Science vs Pseudo-Science

By Maria Anna van Driel, www.nextttruth.com

Imagine being alive when Albert Einstein was developing his theories of relativity. Or witnessing the birth of psychology, as Sigmund Freud and psychoanalysis took over the scientific mainstream. The early 1900s was indeed an amazing time for Western science. But there was another figure on the intellectual scene when these great minds were at work.

Young philosopher Karl Popper, born in Austria and built his career in Britain, was giving serious consideration to the new ways that these and other scientists of the time were thinking about the world. And after looking at different methods that people like Einstein and Freud were using, Popper came to understand that not all scientific achievement was created equal. He ended up making an important distinction, between science what he called ‘pseudo-science’. And in the process of doing this, he taught us volumes about the nature of knowledge itself, and how we can best test it, challenge it and to bring us closer to the truth.

As a young scholar, he learned about the psychoanalytic theories of Freud, attended lectures given by Einstein himself about the rules of the universe and he noticed that these great thinkers used different methods. Popper observed that Freud was able to make just about any data point work in service of his theory. For example, he could explain a person’s intimacy issues both in terms of not being hugged enough as a child, or in terms of having been hugged too much. Evidence to support Freud’s theories seemed to be everywhere!

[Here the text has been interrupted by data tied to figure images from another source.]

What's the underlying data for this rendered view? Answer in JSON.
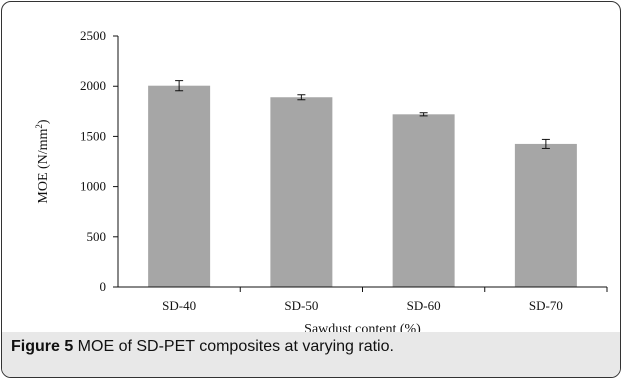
{
  "chart_data": {
    "type": "bar",
    "categories": [
      "SD-40",
      "SD-50",
      "SD-60",
      "SD-70"
    ],
    "values": [
      2005,
      1890,
      1720,
      1425
    ],
    "error": [
      50,
      25,
      15,
      45
    ],
    "xlabel": "Sawdust content (%)",
    "ylabel_main": "MOE (N/mm",
    "ylabel_sup": "2",
    "ylabel_end": ")",
    "ylim": [
      0,
      2500
    ],
    "yticks": [
      0,
      500,
      1000,
      1500,
      2000,
      2500
    ],
    "grid": false,
    "legend": "none",
    "bar_color": "#a6a6a6"
  },
  "caption": {
    "label": "Figure 5",
    "text": " MOE of SD-PET composites at varying ratio."
  }
}
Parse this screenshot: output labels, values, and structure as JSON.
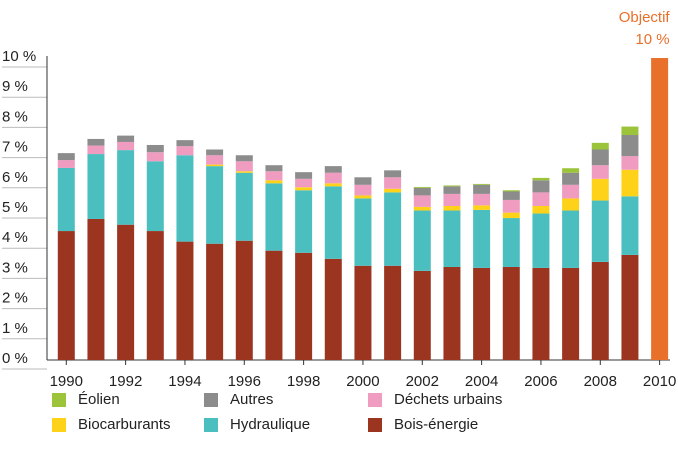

Popper saw that Einstein was making a different type of prediction. Instead of looking backward, and using past data to “predict” the present, he was looking ahead, and predicting future states of affairs. Einstein’s theory was truly risky, Popper realized, if the future didn’t match his predictions, then his theory would be conclusively disproven. If the results of the solar eclipse in 1919 had been different, general relativity would have been finished. Freud, on the other hand, could always read the past differently, so as to maintain some kind of confirmation of his theory. Suddenly, Popper understood the difference between the science that Einstein was doing, and what Freud was doing, which Popper rather snootily referred to as pseudo-science. Now, whether psychology today is considered a hard science or a social science might be debatable. But you won’t find many mainstream thinkers who consider it pseudoscience. Still, nearly a hundred years ago, when Popper was reaching these conclusions, none had really characterized what “science” truly meant and what the implications were for the pursuit of knowledge.

If you’re a scientist, you’re gonna have to be willing to let your beliefs go. Accept the evidence. Move on. And this is the modern scientific thinking that we accept today: Testable, refutable, and falsifiable. You don’t seek to prove scientific hypotheses right, you only prove them wrong. Sigmund Freud and Albert Einstein, Karl Popper observed these developments firsthand and came to draw a distinction between what he referred to as science and pseudoscience, which might best be summarized as science disconfirms, while pseudoscience confirms. While the way we describe these disciplines has changed in the intervening years, Popper’s ideas speak to the heart of how we arrive at knowledge. Obvious? That shows how right Popper was – he was a philosopher and actually managed to hit on an idea so right that we don’t even really argue about it anymore. For Popper, knowledge was about probability and contingency.

And so we may conclude that pseudo-science does not speak of someone’s hypothesis, theories or methods not adhering to accepted scientific standards. These idea’s do contain scientific research whereby scientists and citizen-scientists have used an open-minded curiosity what has taken their thoughts beyond the borders of the safe outlines of any schoolbook. I feel it would be a lost for possible new ways in modern science when these theories, which do tickle the mind in many ways, have only one direction…the bottom drawer of a forgotten desk standing in a dusty attic after rejection and gaining this infamous mark ‘pseudo-science’.